08. Juli, 2026

Wirtschaft

Maersk erhöht erneut Jahresprognose: Container-Schifffahrt boomt

Maersk erhöht erneut Jahresprognose: Container-Schifffahrt boomt

Der dänische Logistikriese Maersk hat seine Gewinnerwartungen für das Gesamtjahr 2024 zum dritten Mal nach oben korrigiert. Das Unternehmen rechnet nun mit einem bereinigten EBITDA von 9 bis 11 Milliarden US-Dollar, eine Steigerung gegenüber der vorherigen Prognose von 7 bis 9 Milliarden US-Dollar. Ursprünglich hatte Maersk im Februar mit einem EBITDA von 1 bis 6 Milliarden US-Dollar kalkuliert.

Insbesondere die anhaltenden Lieferkettenstörungen aufgrund der Situation im Roten Meer, in Verbindung mit einer robusten Containernachfrage, haben diese positiven Anpassungen getrieben. Maersk berichtete auch über eine Verdoppelung des erwarteten freien Cashflows auf mindestens 2 Milliarden US-Dollar, verglichen mit der vorherigen Schätzung von 1 Milliarde US-Dollar.

Neben Maersk hat auch der künftige Allianzpartner Hapag-Lloyd seine Prognose angehoben.

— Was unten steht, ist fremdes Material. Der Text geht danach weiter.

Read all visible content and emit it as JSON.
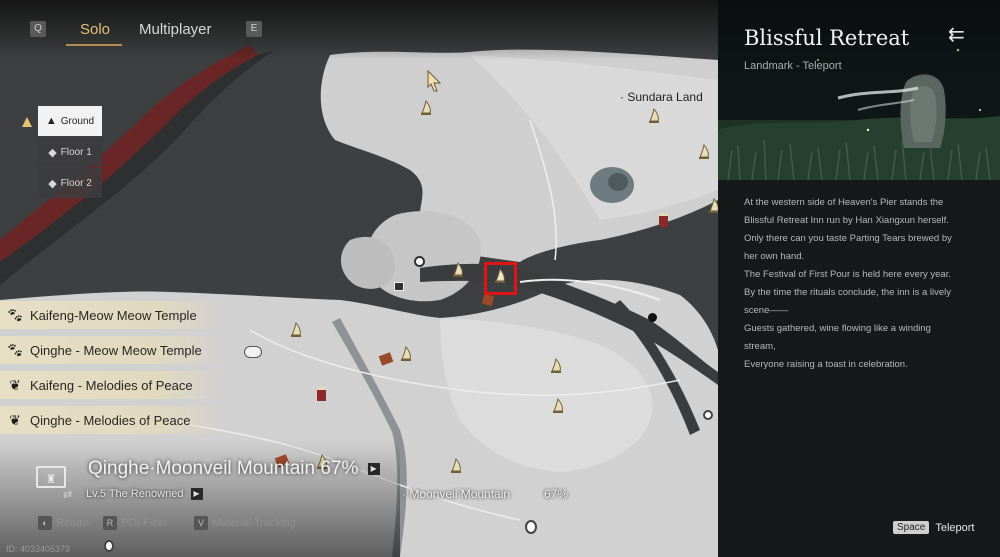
{
  "tabs": {
    "left_key": "Q",
    "solo": "Solo",
    "multiplayer": "Multiplayer",
    "right_key": "E"
  },
  "floors": [
    {
      "label": "Ground",
      "active": true
    },
    {
      "label": "Floor 1",
      "active": false
    },
    {
      "label": "Floor 2",
      "active": false
    }
  ],
  "quests": [
    {
      "label": "Kaifeng-Meow Meow Temple",
      "icon": "paw-icon"
    },
    {
      "label": "Qinghe - Meow Meow Temple",
      "icon": "paw-icon"
    },
    {
      "label": "Kaifeng - Melodies of Peace",
      "icon": "feather-icon"
    },
    {
      "label": "Qinghe - Melodies of Peace",
      "icon": "feather-icon"
    }
  ],
  "region": {
    "title": "Qinghe·Moonveil Mountain 67%",
    "level": "Lv.5 The Renowned"
  },
  "hints": [
    {
      "key": "",
      "label": "Return"
    },
    {
      "key": "R",
      "label": "POI Filter"
    },
    {
      "key": "V",
      "label": "Material Tracking"
    }
  ],
  "player_id": "ID: 4033405379",
  "map_labels": {
    "sundara": "Sundara Land",
    "moonveil": "Moonveil Mountain",
    "moonveil_pct": "67%"
  },
  "panel": {
    "title": "Blissful Retreat",
    "subtitle": "Landmark - Teleport",
    "description": [
      "At the western side of Heaven's Pier stands the",
      "Blissful Retreat Inn run by Han Xiangxun herself.",
      "Only there can you taste Parting Tears brewed by",
      "her own hand.",
      "The Festival of First Pour is held here every year.",
      "By the time the rituals conclude, the inn is a lively",
      "scene——",
      "Guests gathered, wine flowing like a winding",
      "stream,",
      "Everyone raising a toast in celebration."
    ],
    "teleport_key": "Space",
    "teleport_label": "Teleport"
  },
  "colors": {
    "accent_gold": "#e2c27a",
    "selection_red": "#e01414",
    "quest_bg": "#e8e0c4"
  }
}
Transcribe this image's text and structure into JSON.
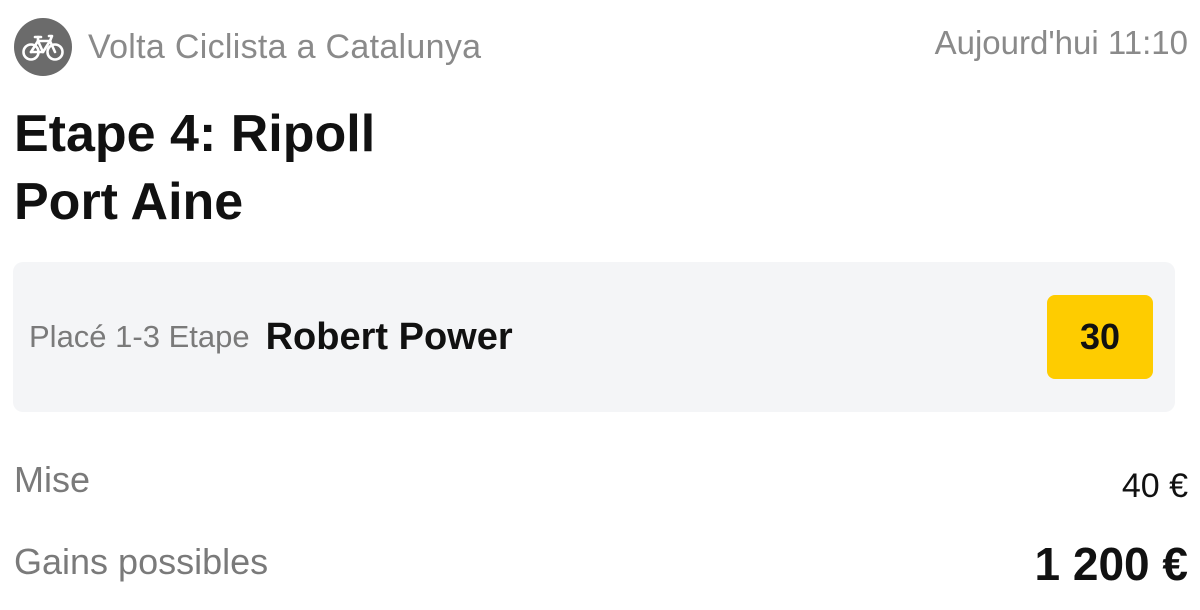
{
  "header": {
    "sport_icon": "bicycle-icon",
    "competition": "Volta Ciclista a Catalunya",
    "datetime": "Aujourd'hui 11:10"
  },
  "event": {
    "title": "Etape 4: Ripoll\nPort Aine"
  },
  "selection": {
    "market": "Placé 1-3 Etape",
    "name": "Robert Power",
    "odds": "30",
    "odds_color": "#fecc00"
  },
  "stake": {
    "label": "Mise",
    "value": "40 €"
  },
  "potential_win": {
    "label": "Gains possibles",
    "value": "1 200 €"
  }
}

Für das zweite Quartal wird ein weiterer Gewinnschub erwartet, ähnlich den 5,4 Milliarden US-Dollar Nettogewinn der Branche im Vorquartal. Zudem prognostiziert Maersk ein globales Container-Marktwachstum von 4 bis 6 Prozent im Jahr 2024, gegenüber der vorherigen Schätzung von 2,5 bis 4,5 Prozent.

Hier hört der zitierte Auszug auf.